Я не стал дожидаться лифта и потихоньку пошел вниз по лестнице. В следующем пролете меня нагнал топот торопливых шагов:

– Эй, парнишка! Погоди, – усатый застегивал на ходу кожаную куртку. – Тебе к врачу надо, в этот, как его, травмпункт. Я тебя подвезу.

– У меня денег нет, – бросил я через плечо, ковыляя по ступенькам.

– Да ты что, чудак! – Коля легко обогнал меня и остановился парой ступенек ниже, заглядывая в лицо. – Я ж не за деньги! Тебе помощь нужна, – и тут же сморщился. – Ух, какой у тебя фингал классический…

– Ладно, – неожиданно для себя согласился я. – Подвезите. Только не в травмпункт. В полицию, в дежурное…

Участковый по нашему району носил странную фамилию Капуста. Слушал он меня со скучающим выражением лица, прерываясь то на телефонные звонки, то на то, чтобы наорать на какого-то Тимофеева, напортачившего с несовершеннолетней в книге учета доставленных. Потом он и вовсе ушел, бросив меня наедине с бланком заявления. Два пункта меня смутили: время происшествия и возможные свидетели. Настенных часов в кабинете не было, и я выглянул в коридор. К моему удивлению, стойкий Коля еще был там. Тоскливо подпирая стену, он изучал содержимое стенда, кривовато висящего рядом с дверью. Наверное, запоминал морды героев из серии «Их разыскивает милиция».

Я еще больше удивился, когда сосед не только обнаружил наличие часов, но и согласился значиться свидетелем избиения. Оказывается, до тридцать седьмой даже через лестничную площадку долетели кое-какие звуки – просто жена убедила Колю в том, что это очередной пьяный дебош, в который порядочным людям вмешиваться совершенно ни к чему. Больная совесть велела капитану на пенсии – насчет армейского прошлого я не ошибся – из дежурки отвезти меня в травму. Там он листал прошлогоднюю «Науку и жизнь», пока мне накладывали швы, делали рентген и закатывали запястье в лубок – все-таки в лучевой оказалась трещина.

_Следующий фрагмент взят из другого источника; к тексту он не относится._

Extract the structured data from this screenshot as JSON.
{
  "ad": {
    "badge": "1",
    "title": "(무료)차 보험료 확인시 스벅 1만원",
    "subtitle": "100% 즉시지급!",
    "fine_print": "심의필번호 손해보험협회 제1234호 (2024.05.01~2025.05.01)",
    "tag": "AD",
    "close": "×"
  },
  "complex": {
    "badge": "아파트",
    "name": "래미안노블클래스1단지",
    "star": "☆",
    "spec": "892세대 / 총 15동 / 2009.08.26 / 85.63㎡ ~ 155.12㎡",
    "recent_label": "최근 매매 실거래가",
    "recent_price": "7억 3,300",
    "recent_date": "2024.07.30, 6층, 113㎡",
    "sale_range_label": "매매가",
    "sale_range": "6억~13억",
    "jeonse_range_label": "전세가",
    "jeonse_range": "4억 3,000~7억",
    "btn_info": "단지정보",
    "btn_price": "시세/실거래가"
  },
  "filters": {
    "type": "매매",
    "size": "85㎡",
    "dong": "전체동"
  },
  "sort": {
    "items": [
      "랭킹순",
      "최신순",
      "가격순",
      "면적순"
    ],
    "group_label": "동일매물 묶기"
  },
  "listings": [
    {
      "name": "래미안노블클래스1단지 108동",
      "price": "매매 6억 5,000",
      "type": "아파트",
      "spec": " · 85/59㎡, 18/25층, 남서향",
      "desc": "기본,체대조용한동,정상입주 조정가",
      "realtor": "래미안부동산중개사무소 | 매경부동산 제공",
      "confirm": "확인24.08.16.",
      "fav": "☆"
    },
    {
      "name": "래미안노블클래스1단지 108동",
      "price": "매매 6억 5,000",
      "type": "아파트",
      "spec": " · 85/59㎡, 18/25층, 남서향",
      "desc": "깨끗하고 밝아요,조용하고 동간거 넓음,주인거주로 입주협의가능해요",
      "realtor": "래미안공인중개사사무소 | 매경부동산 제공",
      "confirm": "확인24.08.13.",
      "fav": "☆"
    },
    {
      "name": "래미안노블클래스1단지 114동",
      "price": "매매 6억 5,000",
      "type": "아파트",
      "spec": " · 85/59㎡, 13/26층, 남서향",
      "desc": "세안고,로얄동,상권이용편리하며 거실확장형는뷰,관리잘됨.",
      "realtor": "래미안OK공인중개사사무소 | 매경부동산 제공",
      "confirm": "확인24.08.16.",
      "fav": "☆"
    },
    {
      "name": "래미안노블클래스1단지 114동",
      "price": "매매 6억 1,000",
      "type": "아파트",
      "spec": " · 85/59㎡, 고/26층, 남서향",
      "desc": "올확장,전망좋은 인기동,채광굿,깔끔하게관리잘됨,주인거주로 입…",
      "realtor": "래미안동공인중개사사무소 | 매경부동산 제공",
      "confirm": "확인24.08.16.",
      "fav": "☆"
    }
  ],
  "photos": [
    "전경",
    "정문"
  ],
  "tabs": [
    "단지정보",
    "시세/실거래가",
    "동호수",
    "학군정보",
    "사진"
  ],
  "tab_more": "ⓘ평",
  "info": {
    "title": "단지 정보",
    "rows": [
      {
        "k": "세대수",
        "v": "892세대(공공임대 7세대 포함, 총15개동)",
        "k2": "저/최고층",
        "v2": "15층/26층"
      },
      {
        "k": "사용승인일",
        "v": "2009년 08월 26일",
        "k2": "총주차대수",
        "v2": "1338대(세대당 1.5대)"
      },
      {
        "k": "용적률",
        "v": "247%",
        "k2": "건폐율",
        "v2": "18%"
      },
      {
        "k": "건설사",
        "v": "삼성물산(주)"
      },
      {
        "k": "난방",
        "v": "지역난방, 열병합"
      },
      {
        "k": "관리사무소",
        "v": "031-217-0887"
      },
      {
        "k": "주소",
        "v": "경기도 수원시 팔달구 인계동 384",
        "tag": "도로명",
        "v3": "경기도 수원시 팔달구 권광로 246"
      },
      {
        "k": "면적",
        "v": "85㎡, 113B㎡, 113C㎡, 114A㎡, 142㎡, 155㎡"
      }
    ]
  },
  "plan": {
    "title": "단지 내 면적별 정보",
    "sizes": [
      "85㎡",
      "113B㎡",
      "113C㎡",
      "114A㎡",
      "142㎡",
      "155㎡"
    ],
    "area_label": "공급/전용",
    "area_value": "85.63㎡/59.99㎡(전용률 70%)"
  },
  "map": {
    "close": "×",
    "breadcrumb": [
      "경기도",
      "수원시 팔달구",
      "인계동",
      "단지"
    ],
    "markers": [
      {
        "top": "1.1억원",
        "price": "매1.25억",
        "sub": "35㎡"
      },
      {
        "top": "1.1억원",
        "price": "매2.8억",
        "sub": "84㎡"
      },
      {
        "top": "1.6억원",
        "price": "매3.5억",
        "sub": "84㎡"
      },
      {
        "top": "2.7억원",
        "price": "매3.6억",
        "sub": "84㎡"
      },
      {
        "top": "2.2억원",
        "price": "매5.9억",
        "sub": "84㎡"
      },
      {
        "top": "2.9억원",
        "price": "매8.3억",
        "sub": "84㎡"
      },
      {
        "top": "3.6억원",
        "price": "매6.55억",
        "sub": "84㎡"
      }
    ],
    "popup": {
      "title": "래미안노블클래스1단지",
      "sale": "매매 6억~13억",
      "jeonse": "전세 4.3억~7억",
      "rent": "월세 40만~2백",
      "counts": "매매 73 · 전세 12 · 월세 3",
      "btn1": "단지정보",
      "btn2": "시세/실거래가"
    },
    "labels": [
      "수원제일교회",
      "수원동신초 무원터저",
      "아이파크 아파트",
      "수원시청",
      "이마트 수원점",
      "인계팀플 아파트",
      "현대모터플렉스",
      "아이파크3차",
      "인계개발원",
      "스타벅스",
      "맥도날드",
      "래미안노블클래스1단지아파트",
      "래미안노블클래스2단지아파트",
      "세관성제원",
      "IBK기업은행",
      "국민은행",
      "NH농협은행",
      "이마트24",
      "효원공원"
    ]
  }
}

Оставалось еще направление в судмедэкспертизу, но туда мы уже ни по какому не успевали, даже с Колиным искусством объезжать пробки по тротуару.

– Куда теперь? – участливо поинтересовался мой шофер, суя в усы очередную сигарету.

Вариантов у меня было немного. Я попросил у соседа мобильник и, с трудом попадая пальцем левой руки на нужные кнопки, набрал Вовкин номер. Ответила дама средних лет и сволочного нрава, обозвавшая меня дебилом. Я поменял восьмерку и тройку местами, и на этот раз попал, куда надо. До Купчино мы доехали за сорок минут. Мне стоило великого труда убедить бывшего капитана в том, что по дороге от подъезда, у которого мы припарковались, до квартиры второго этажа со мной ничего не случится. Сунув в мою лапу бумажку со своим номером, доблестный усач укатил.

– Тебя что, корова жевала? – спросил Вовка, увидев останки своей курточки, жалко отсвечивающей дырами в свете коридорного бра.

– Скорей, бык боднул, – поправил возникший за спиной моего друга Андрей.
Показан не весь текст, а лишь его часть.